Our recent report for the International Energy Agency: Renewable Energy Technology Deployment – co-authored with the Carbon Trust and renewable energy financial advisors Green Giraffe – shows that in established markets, the industry is entering its maturation phase, evidenced by:
- Strong and supportive regulatory regimes
- A steep cost reduction in many European countries
- Several European markets becoming commoditised, with financial investors, commonwealth funds and pension funds now investing in operating assets, allowing utilities to recycle capital to new projects
- A reduction in perceived risks from the investor and finance community due to a growing confidence in the ability of developers and the supply chain
- Decreasing project margins over the last five years due to increased confidence in the industry and a perceived reduction of residual risk levels
- A consolidation of industry developers, particularly in the UK where significant exits have left fewer players in the market
The risk profile for developers is in flux
While overall risk levels for offshore wind are decreasing, policy trends influence the risk profile for developers. The transition from feed-in tariffs to competitive auctions in established markets has led to an increase in allocation and price risk, particularly in markets such as the UK where developers must take on the risk and cost of site development. The move to centralised development models, where governments choose sites rather than developers, is an effort to combat this, but allocation risk remains high and means there are fewer opportunities to develop a portfolio of projects. Greater government control can also create inefficiency risks for some developers who prefer greater control of site development and grid asset construction and operation. Nevertheless, government site de-risking activities are generally considered desirable in competitive auction systems.
The growing maturity of the industry is seeing reductions in other areas. A greater track record of large wind turbines, growing experience with increasing cumulative capacity and a strengthened industry structure is reducing technical risks, during both construction and operational phases. This in turn results in greater trust within the investment community, attracting a more diverse range of funders including traditionally risk-averse investment banks and pension funds. However, more challenging site conditions, larger equipment requirements and bigger projects, combined with increasing cost pressures, present future challenges. Supportive government policies and strengthened industry collaboration are needed to mitigate these risks to continue delivering cost reduction across both established and emerging markets.
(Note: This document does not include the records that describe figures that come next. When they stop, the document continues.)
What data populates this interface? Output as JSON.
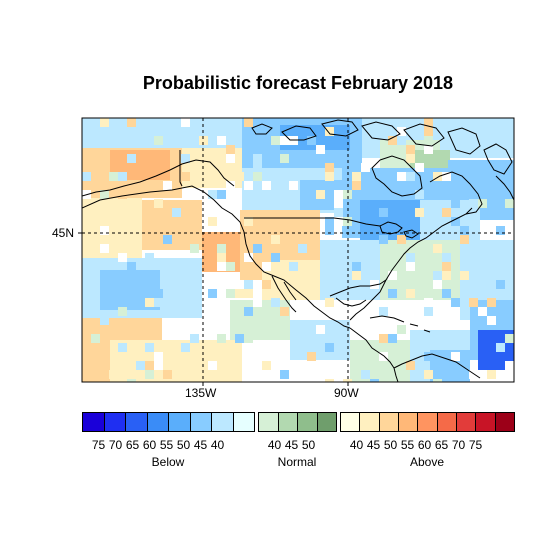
{
  "title": "Probabilistic forecast February 2018",
  "axes": {
    "lat_label": "45N",
    "lon_labels": [
      "135W",
      "90W"
    ]
  },
  "legend": {
    "below": {
      "name": "Below",
      "ticks": [
        "75",
        "70",
        "65",
        "60",
        "55",
        "50",
        "45",
        "40"
      ],
      "colors": [
        "#1a00d9",
        "#1f2ff2",
        "#2960f5",
        "#3a8cf7",
        "#5aaefb",
        "#88ccff",
        "#bce8ff",
        "#e6ffff"
      ]
    },
    "normal": {
      "name": "Normal",
      "ticks": [
        "40",
        "45",
        "50"
      ],
      "colors": [
        "#d6f0d6",
        "#b2d9b0",
        "#8fbe8c",
        "#6f9e6c"
      ]
    },
    "above": {
      "name": "Above",
      "ticks": [
        "40",
        "45",
        "50",
        "55",
        "60",
        "65",
        "70",
        "75"
      ],
      "colors": [
        "#ffffe6",
        "#fff0c0",
        "#ffd69a",
        "#ffb878",
        "#ff9460",
        "#f56a48",
        "#e23c3a",
        "#c81426",
        "#9c0018"
      ]
    }
  },
  "map_fill_colors": {
    "blue_light": "#bce8ff",
    "blue_mid": "#88ccff",
    "blue_strong": "#5aaefb",
    "blue_deep": "#2960f5",
    "orange_light": "#fff0c0",
    "orange_mid": "#ffd69a",
    "orange_strong": "#ffb878",
    "green_light": "#d6f0d6",
    "green_mid": "#b2d9b0",
    "white": "#ffffff"
  }
}
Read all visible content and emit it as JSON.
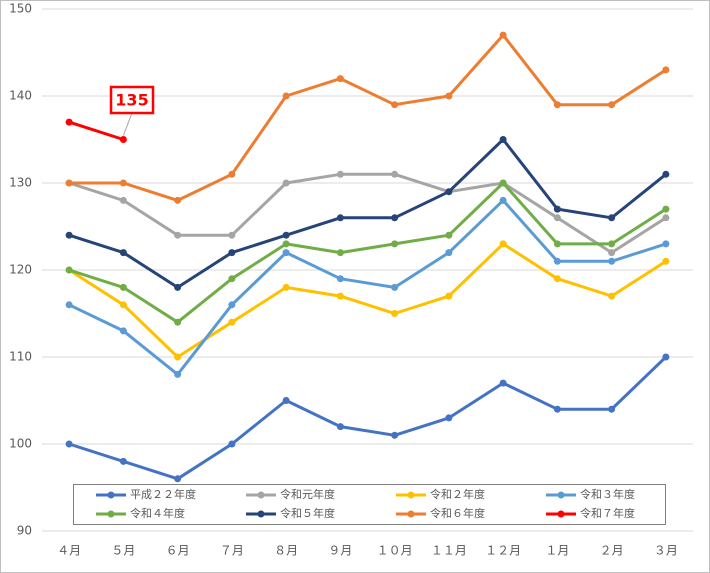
{
  "chart_data": {
    "type": "line",
    "categories": [
      "４月",
      "５月",
      "６月",
      "７月",
      "８月",
      "９月",
      "１０月",
      "１１月",
      "１２月",
      "１月",
      "２月",
      "３月"
    ],
    "series": [
      {
        "name": "平成２２年度",
        "color": "#4472c4",
        "values": [
          100,
          98,
          96,
          100,
          105,
          102,
          101,
          103,
          107,
          104,
          104,
          110
        ]
      },
      {
        "name": "令和元年度",
        "color": "#a5a5a5",
        "values": [
          130,
          128,
          124,
          124,
          130,
          131,
          131,
          129,
          130,
          126,
          122,
          126
        ]
      },
      {
        "name": "令和２年度",
        "color": "#ffc000",
        "values": [
          120,
          116,
          110,
          114,
          118,
          117,
          115,
          117,
          123,
          119,
          117,
          121
        ]
      },
      {
        "name": "令和３年度",
        "color": "#5b9bd5",
        "values": [
          116,
          113,
          108,
          116,
          122,
          119,
          118,
          122,
          128,
          121,
          121,
          123
        ]
      },
      {
        "name": "令和４年度",
        "color": "#70ad47",
        "values": [
          120,
          118,
          114,
          119,
          123,
          122,
          123,
          124,
          130,
          123,
          123,
          127
        ]
      },
      {
        "name": "令和５年度",
        "color": "#264478",
        "values": [
          124,
          122,
          118,
          122,
          124,
          126,
          126,
          129,
          135,
          127,
          126,
          131
        ]
      },
      {
        "name": "令和６年度",
        "color": "#ed7d31",
        "values": [
          130,
          130,
          128,
          131,
          140,
          142,
          139,
          140,
          147,
          139,
          139,
          143
        ]
      },
      {
        "name": "令和７年度",
        "color": "#ff0000",
        "values": [
          137,
          135,
          null,
          null,
          null,
          null,
          null,
          null,
          null,
          null,
          null,
          null
        ]
      }
    ],
    "ylim": [
      90,
      150
    ],
    "yticks": [
      90,
      100,
      110,
      120,
      130,
      140,
      150
    ],
    "grid": true
  }
}
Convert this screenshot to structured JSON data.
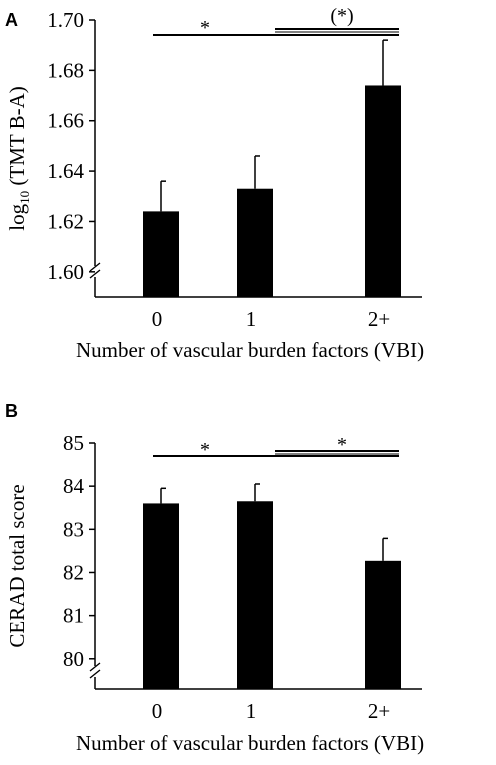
{
  "chart_data": [
    {
      "panel_label": "A",
      "type": "bar",
      "categories": [
        "0",
        "1",
        "2+"
      ],
      "values": [
        1.624,
        1.633,
        1.674
      ],
      "errors": [
        0.012,
        0.013,
        0.018
      ],
      "xlabel": "Number of vascular burden factors (VBI)",
      "ylabel_main": "log",
      "ylabel_sub": "10",
      "ylabel_rest": " (TMT B-A)",
      "ylim": [
        1.59,
        1.7
      ],
      "yticks": [
        "1.60",
        "1.62",
        "1.64",
        "1.66",
        "1.68",
        "1.70"
      ],
      "ytick_values": [
        1.6,
        1.62,
        1.64,
        1.66,
        1.68,
        1.7
      ],
      "axis_break": true,
      "significance": [
        {
          "from": 0,
          "to": 2,
          "label": "*"
        },
        {
          "from": 1,
          "to": 2,
          "label": "(*)"
        }
      ]
    },
    {
      "panel_label": "B",
      "type": "bar",
      "categories": [
        "0",
        "1",
        "2+"
      ],
      "values": [
        83.6,
        83.65,
        82.27
      ],
      "errors": [
        0.35,
        0.4,
        0.52
      ],
      "xlabel": "Number of vascular burden factors (VBI)",
      "ylabel": "CERAD total score",
      "ylim": [
        79.3,
        85
      ],
      "yticks": [
        "80",
        "81",
        "82",
        "83",
        "84",
        "85"
      ],
      "ytick_values": [
        80,
        81,
        82,
        83,
        84,
        85
      ],
      "axis_break": true,
      "significance": [
        {
          "from": 0,
          "to": 2,
          "label": "*"
        },
        {
          "from": 1,
          "to": 2,
          "label": "*"
        }
      ]
    }
  ]
}
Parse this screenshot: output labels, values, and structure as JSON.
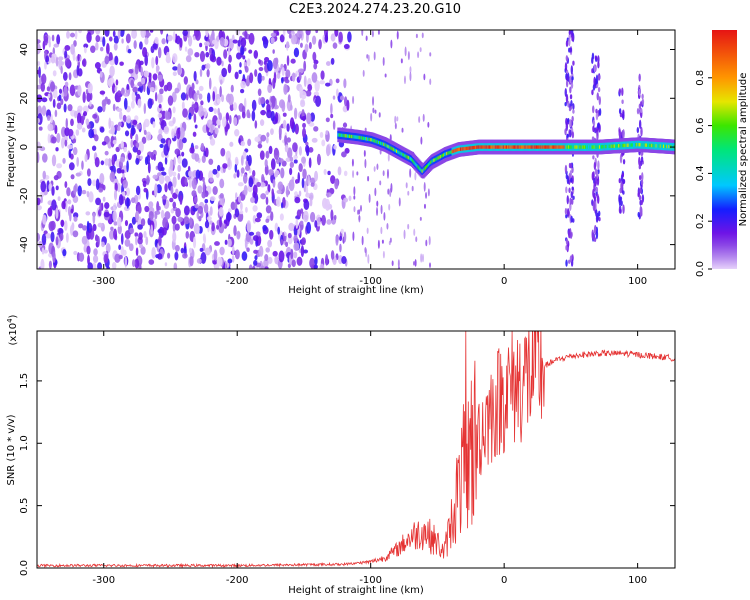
{
  "title": "C2E3.2024.274.23.20.G10",
  "chart_data": [
    {
      "type": "heatmap",
      "xlabel": "Height of straight line (km)",
      "ylabel": "Frequency (Hz)",
      "xlim": [
        -350,
        128
      ],
      "ylim": [
        -50,
        48
      ],
      "xticks": [
        -300,
        -200,
        -100,
        0,
        100
      ],
      "yticks": [
        -40,
        -20,
        0,
        20,
        40
      ],
      "colorbar": {
        "label": "Normalized spectral amplitude",
        "range": [
          0,
          1
        ],
        "ticks": [
          0.0,
          0.2,
          0.4,
          0.6,
          0.8
        ]
      },
      "ridge": [
        {
          "x": -125,
          "y": 5
        },
        {
          "x": -110,
          "y": 4
        },
        {
          "x": -100,
          "y": 3
        },
        {
          "x": -90,
          "y": 1
        },
        {
          "x": -80,
          "y": -2
        },
        {
          "x": -70,
          "y": -5
        },
        {
          "x": -62,
          "y": -10
        },
        {
          "x": -55,
          "y": -6
        },
        {
          "x": -45,
          "y": -3
        },
        {
          "x": -35,
          "y": -1
        },
        {
          "x": -20,
          "y": 0
        },
        {
          "x": 0,
          "y": 0
        },
        {
          "x": 45,
          "y": 0
        },
        {
          "x": 70,
          "y": 0
        },
        {
          "x": 100,
          "y": 1
        },
        {
          "x": 128,
          "y": 0
        }
      ]
    },
    {
      "type": "line",
      "xlabel": "Height of straight line (km)",
      "ylabel": "SNR (10 * v/v)",
      "yscale_note": "(x10",
      "yscale_exp": "4",
      "yscale_close": ")",
      "xlim": [
        -350,
        128
      ],
      "ylim": [
        0,
        1.9
      ],
      "xticks": [
        -300,
        -200,
        -100,
        0,
        100
      ],
      "yticks": [
        0.0,
        0.5,
        1.0,
        1.5
      ],
      "color": "#e53333",
      "series": [
        {
          "x": [
            -350,
            -200,
            -120,
            -100,
            -90,
            -80,
            -70,
            -60,
            -50,
            -45,
            -40,
            -35,
            -30,
            -25,
            -20,
            -15,
            -10,
            -5,
            0,
            10,
            20,
            30,
            40,
            50,
            60,
            70,
            80,
            90,
            100,
            110,
            120,
            128
          ],
          "y": [
            0.02,
            0.02,
            0.03,
            0.05,
            0.08,
            0.15,
            0.25,
            0.3,
            0.2,
            0.12,
            0.35,
            0.6,
            0.8,
            0.95,
            1.05,
            1.15,
            1.25,
            1.33,
            1.4,
            1.48,
            1.55,
            1.62,
            1.67,
            1.7,
            1.71,
            1.72,
            1.72,
            1.72,
            1.71,
            1.7,
            1.69,
            1.68
          ]
        }
      ]
    }
  ]
}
Given the changing risk profiles for the industry, our recommendations for industry stakeholders are:
Collaborate to manage risk
The transition to competitive auction regimes in Europe means greater allocation risk for developers. Furthermore, project capacities are growing and with it so does the capital required – and the potential impact of failure on a developer’s overall business. Developers have approached these trends through collaboration, regularly forming consortia with stakeholders from the supply chain. This approach shares potential risks equally, increases the chance of winning bids and maintains a reasonably-sized project pipeline.
Build a strong team and have fall-back plans in place
An experienced project management team is pivotal to the success of any project, as well as robust planning and fall-back plans. Developers should involve independent advisors early in the planning phase, when the procurement and execution strategy can be optimised with the potential for large savings later in the project lifecycle.
Foster strong relationships with regulators, executing authorities and third parties
In markets with little experience of offshore wind projects, the industry must engage early with regulators, interfacing authorities and third parties. Industry players should participate in stakeholder consultations held by regulators to mitigate unrealistic expectations or unintended risks being introduced to developers and their funders.
Continue to innovate
European offshore wind tenders awarded in 2016 confirm that developers need to achieve significant cost reductions compared to what has been seen in the industry to date. This means collaborating with universities, supply chains, or regulator-supported pilot schemes and participating in industry research initiatives to support innovation.
Improve the public perception of the industry
Many people think offshore wind is less reliable and more expensive than other forms of electricity generation. The industry should work to improve its public standing by promoting the importance of offshore wind in maintaining grid stability, cost savings in recent projects and the benefits to local and regional economies.
With most countries keen to diversity their energy models, and the Paris Agreement on climate change giving renewed impetus to the need for renewable energy sources, the potential for offshore wind power is vast. Working to tackle and mitigate industry risks will help developers reap the benefits of this largely untapped resource.